CUDA error when prompt start processing
Idk why, but this error stands for all model quantization
/deploy/ai/ik_llama.cpp/ggml/src/ggml-cuda.cu:119: CUDA error
CUDA error: an illegal memory access was encountered
current device: 0, in function launch_mul_mat_q at /deploy/ai/ik_llama.cpp/ggml/src/ggml-cuda/template-instances/../mmq.cuh:4122
cudaFuncSetAttribute(mul_mat_q<type, mmq_x, 8, false>, cudaFuncAttributeMaxDynamicSharedMemorySize, shmem)
/deploy/ai/ik_llama.cpp/ggml/src/ggml-cuda.cu:119: CUDA error
Hrmm, you'll have to give more information including:
- what GPU(s) do you have (are you trying to use multiple older P40s for example, as those might have issues with many quants)
- what OS (e.g. Linux and kernel version, or windows, CUDA version and driver, etc)
- what is exact command you're using to try to start (e.g. are you using --jinja or not, -fmoe or not, etc)

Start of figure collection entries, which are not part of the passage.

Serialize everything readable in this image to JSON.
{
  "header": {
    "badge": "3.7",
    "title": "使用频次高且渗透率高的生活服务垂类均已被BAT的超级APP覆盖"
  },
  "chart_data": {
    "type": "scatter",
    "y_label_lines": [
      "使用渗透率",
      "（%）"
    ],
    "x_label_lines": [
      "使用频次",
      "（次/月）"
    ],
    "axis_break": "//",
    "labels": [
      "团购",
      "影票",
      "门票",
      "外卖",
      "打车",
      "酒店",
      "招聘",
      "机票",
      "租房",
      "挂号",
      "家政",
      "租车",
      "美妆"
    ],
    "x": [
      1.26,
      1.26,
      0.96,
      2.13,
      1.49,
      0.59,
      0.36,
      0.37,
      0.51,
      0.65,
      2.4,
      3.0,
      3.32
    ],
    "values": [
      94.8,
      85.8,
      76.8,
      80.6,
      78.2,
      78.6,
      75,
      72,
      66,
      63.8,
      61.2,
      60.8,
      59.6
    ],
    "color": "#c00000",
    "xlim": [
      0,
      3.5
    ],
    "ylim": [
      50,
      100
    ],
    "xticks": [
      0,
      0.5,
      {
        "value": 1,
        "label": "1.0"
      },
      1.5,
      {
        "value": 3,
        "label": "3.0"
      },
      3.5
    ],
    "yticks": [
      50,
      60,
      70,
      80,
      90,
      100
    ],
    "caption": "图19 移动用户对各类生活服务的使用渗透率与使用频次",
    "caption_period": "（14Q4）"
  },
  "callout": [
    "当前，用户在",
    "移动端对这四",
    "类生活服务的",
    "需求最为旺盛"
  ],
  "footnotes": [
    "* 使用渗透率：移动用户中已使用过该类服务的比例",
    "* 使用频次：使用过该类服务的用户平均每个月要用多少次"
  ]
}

My hunch is you are trying to use -ot to put (gate|up) tensors across two different GPUs and still trying to use -fmoe fused moe ops or similar which might cause this issue.
The quick thing to try is to run without -fmoe and also to add --no-fused-up-gate to see if that works. Generally you want to use -fmoe and not use --no-fused-up-gate for speed-up but will need to adjust your -ot.